殴られても死なないが

けっきょく、『ラブレター』を途中でやめてベッドに入ったが眠れず。ネコを枕元で遊ばせながら、ひたすら本を読む。プリモ・レーヴィ『アウシュヴィッツは終わらない』を読了。しずかだが、異様な感動をうける。収容所に入った新入りが働きすぎるのを見て、「呼吸から、動作から、思考まで、すべてを節約する、私たちの地獄の底の技術を、彼はまだ学んでいない。殴られるほうがいいことをまだ知らない。普通、殴られても死なないが、疲労は死を招く、それもひどい死を招くからだ」。「朝には、打ち負かすことなど不可能な永遠の一日、と思えた今日も、一刻一刻が過ぎて、穴が開けられてしまった」。生存はつねに奇跡なのだ。
一時間ほど仮眠をとって、TBSへ。雨の高速道路を走るのは、後部座席にすわっていてもイヤなものだ。
朝食会をパスして帰宅。すぐ眠る。午後、週刊文春の書評、嵐山光三郎『古本買い 十八番勝負』を書く。嵐山さんが読むにちがいないと思うと、緊張する。あちこちから電話あり。角田さんとのテレビ出演、「王様のブランチ」は、今月9日の放送になったらしい。ぼくはたぶん見ない。
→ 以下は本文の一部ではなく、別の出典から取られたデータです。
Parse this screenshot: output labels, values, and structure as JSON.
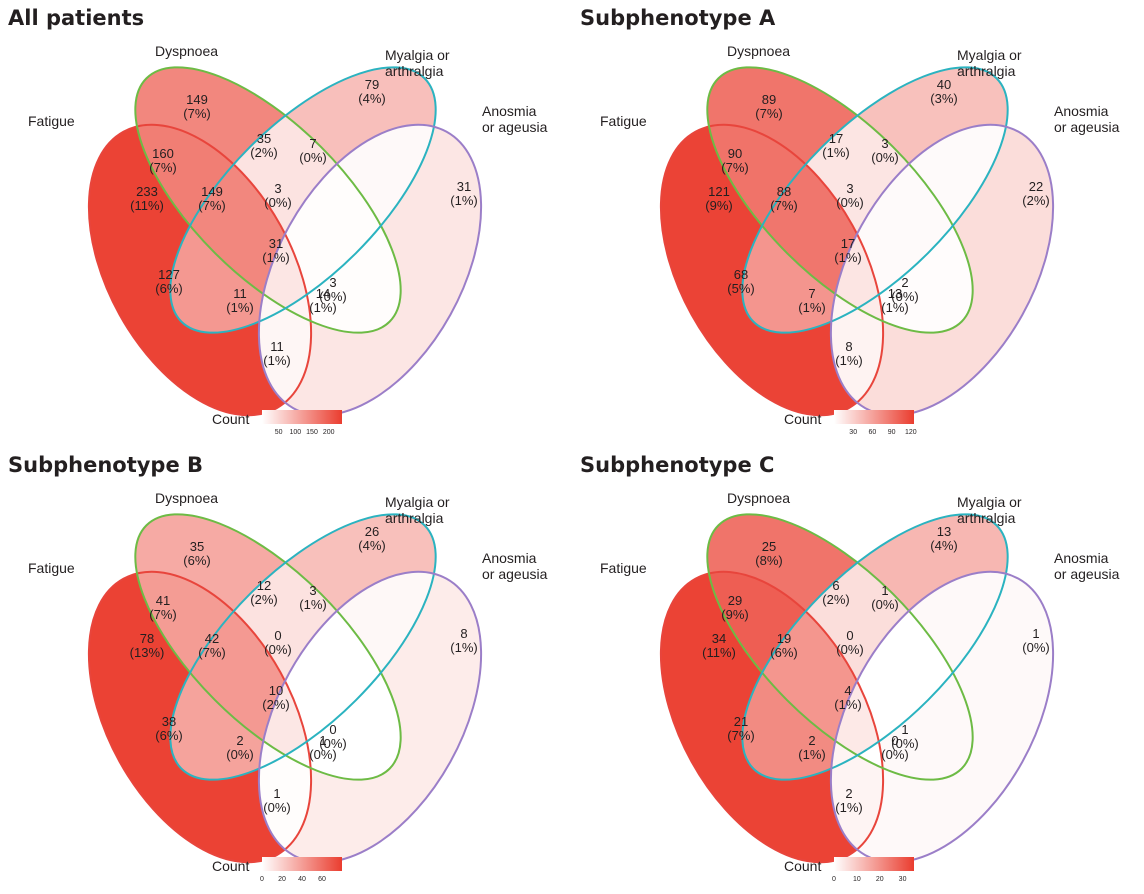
{
  "set_labels": {
    "fatigue": "Fatigue",
    "dyspnoea": "Dyspnoea",
    "myalgia": [
      "Myalgia or",
      "arthralgia"
    ],
    "anosmia": [
      "Anosmia",
      "or ageusia"
    ]
  },
  "colors": {
    "fatigue_outline": "#e8453c",
    "dyspnoea_outline": "#6dbb45",
    "myalgia_outline": "#2bb3c0",
    "anosmia_outline": "#9b7ec8",
    "fill_low": "#ffffff",
    "fill_high": "#ea3d2f"
  },
  "legend_label": "Count",
  "chart_data": [
    {
      "type": "venn",
      "title": "All patients",
      "sets": [
        "Fatigue",
        "Dyspnoea",
        "Myalgia or arthralgia",
        "Anosmia or ageusia"
      ],
      "max": 240,
      "ticks": [
        "50",
        "100",
        "150",
        "200"
      ],
      "tick_values": [
        50,
        100,
        150,
        200
      ],
      "regions": {
        "F": {
          "count": 233,
          "pct": "(11%)"
        },
        "D": {
          "count": 149,
          "pct": "(7%)"
        },
        "M": {
          "count": 79,
          "pct": "(4%)"
        },
        "A": {
          "count": 31,
          "pct": "(1%)"
        },
        "FD": {
          "count": 160,
          "pct": "(7%)"
        },
        "DM": {
          "count": 35,
          "pct": "(2%)"
        },
        "MA": {
          "count": 7,
          "pct": "(0%)"
        },
        "FDM": {
          "count": 149,
          "pct": "(7%)"
        },
        "DMA": {
          "count": 3,
          "pct": "(0%)"
        },
        "FDMA": {
          "count": 31,
          "pct": "(1%)"
        },
        "DA": {
          "count": 3,
          "pct": "(0%)"
        },
        "FM": {
          "count": 127,
          "pct": "(6%)"
        },
        "FMA": {
          "count": 11,
          "pct": "(1%)"
        },
        "FDA": {
          "count": 14,
          "pct": "(1%)"
        },
        "FA": {
          "count": 11,
          "pct": "(1%)"
        }
      }
    },
    {
      "type": "venn",
      "title": "Subphenotype A",
      "sets": [
        "Fatigue",
        "Dyspnoea",
        "Myalgia or arthralgia",
        "Anosmia or ageusia"
      ],
      "max": 125,
      "ticks": [
        "30",
        "60",
        "90",
        "120"
      ],
      "tick_values": [
        30,
        60,
        90,
        120
      ],
      "regions": {
        "F": {
          "count": 121,
          "pct": "(9%)"
        },
        "D": {
          "count": 89,
          "pct": "(7%)"
        },
        "M": {
          "count": 40,
          "pct": "(3%)"
        },
        "A": {
          "count": 22,
          "pct": "(2%)"
        },
        "FD": {
          "count": 90,
          "pct": "(7%)"
        },
        "DM": {
          "count": 17,
          "pct": "(1%)"
        },
        "MA": {
          "count": 3,
          "pct": "(0%)"
        },
        "FDM": {
          "count": 88,
          "pct": "(7%)"
        },
        "DMA": {
          "count": 3,
          "pct": "(0%)"
        },
        "FDMA": {
          "count": 17,
          "pct": "(1%)"
        },
        "DA": {
          "count": 2,
          "pct": "(0%)"
        },
        "FM": {
          "count": 68,
          "pct": "(5%)"
        },
        "FMA": {
          "count": 7,
          "pct": "(1%)"
        },
        "FDA": {
          "count": 13,
          "pct": "(1%)"
        },
        "FA": {
          "count": 8,
          "pct": "(1%)"
        }
      }
    },
    {
      "type": "venn",
      "title": "Subphenotype B",
      "sets": [
        "Fatigue",
        "Dyspnoea",
        "Myalgia or arthralgia",
        "Anosmia or ageusia"
      ],
      "max": 80,
      "ticks": [
        "0",
        "20",
        "40",
        "60"
      ],
      "tick_values": [
        0,
        20,
        40,
        60
      ],
      "regions": {
        "F": {
          "count": 78,
          "pct": "(13%)"
        },
        "D": {
          "count": 35,
          "pct": "(6%)"
        },
        "M": {
          "count": 26,
          "pct": "(4%)"
        },
        "A": {
          "count": 8,
          "pct": "(1%)"
        },
        "FD": {
          "count": 41,
          "pct": "(7%)"
        },
        "DM": {
          "count": 12,
          "pct": "(2%)"
        },
        "MA": {
          "count": 3,
          "pct": "(1%)"
        },
        "FDM": {
          "count": 42,
          "pct": "(7%)"
        },
        "DMA": {
          "count": 0,
          "pct": "(0%)"
        },
        "FDMA": {
          "count": 10,
          "pct": "(2%)"
        },
        "DA": {
          "count": 0,
          "pct": "(0%)"
        },
        "FM": {
          "count": 38,
          "pct": "(6%)"
        },
        "FMA": {
          "count": 2,
          "pct": "(0%)"
        },
        "FDA": {
          "count": 1,
          "pct": "(0%)"
        },
        "FA": {
          "count": 1,
          "pct": "(0%)"
        }
      }
    },
    {
      "type": "venn",
      "title": "Subphenotype C",
      "sets": [
        "Fatigue",
        "Dyspnoea",
        "Myalgia or arthralgia",
        "Anosmia or ageusia"
      ],
      "max": 35,
      "ticks": [
        "0",
        "10",
        "20",
        "30"
      ],
      "tick_values": [
        0,
        10,
        20,
        30
      ],
      "regions": {
        "F": {
          "count": 34,
          "pct": "(11%)"
        },
        "D": {
          "count": 25,
          "pct": "(8%)"
        },
        "M": {
          "count": 13,
          "pct": "(4%)"
        },
        "A": {
          "count": 1,
          "pct": "(0%)"
        },
        "FD": {
          "count": 29,
          "pct": "(9%)"
        },
        "DM": {
          "count": 6,
          "pct": "(2%)"
        },
        "MA": {
          "count": 1,
          "pct": "(0%)"
        },
        "FDM": {
          "count": 19,
          "pct": "(6%)"
        },
        "DMA": {
          "count": 0,
          "pct": "(0%)"
        },
        "FDMA": {
          "count": 4,
          "pct": "(1%)"
        },
        "DA": {
          "count": 1,
          "pct": "(0%)"
        },
        "FM": {
          "count": 21,
          "pct": "(7%)"
        },
        "FMA": {
          "count": 2,
          "pct": "(1%)"
        },
        "FDA": {
          "count": 0,
          "pct": "(0%)"
        },
        "FA": {
          "count": 2,
          "pct": "(1%)"
        }
      }
    }
  ]
}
どうも自分の出ているのを見るのがイヤだ。
朝日ベストセラー快読、候補三点が送られてくるが、うち二点は「本」とも呼べないような、スカスカのゴミ本。けっきょく消去法で『頭がいい人、悪い人の仕事術』を選び、メールでそのむね、担当者に伝える。
ブローティガン『西瓜糖の日々』をぱらぱら再読しながら、また寝る。TBSの日は、こうして、一日、使い物にならない。
今江祥智「童話」術』をぱらぱらめくって読んでいると、今江さんが、六十年代、小金井市国立市と住んでいたことがわかる。どちらも、ぼくがよく知るエリアだ。「国立に住んでいたころ、風呂屋にいくとき、となりの古本屋に本をもっていって、帰りにお金もらって、それでおかずを買って帰るということを毎日やってた」と語っている。今江さんは都下国立町東四ノ七に住んでいた事が、図版に掲載されたハガキでわかる。「となりの古本屋」がどこだったか、気になる。
講談社文芸文庫の解説目録を先日、入手。2004年11月、現在。およそ300点が品切れになっているようだ。すべて、ノートに作家別に抜き出してみる。もとがいいだけに、並ぶと壮観。木山捷平井伏鱒二吉田健一花田清輝は、点数も多いが、品切れも多い。現在、流通しているのが500点ぐらい。これが限界なのだ。この品切れ300点を、ぼちぼち拾っていく、あてどない旅に出るか。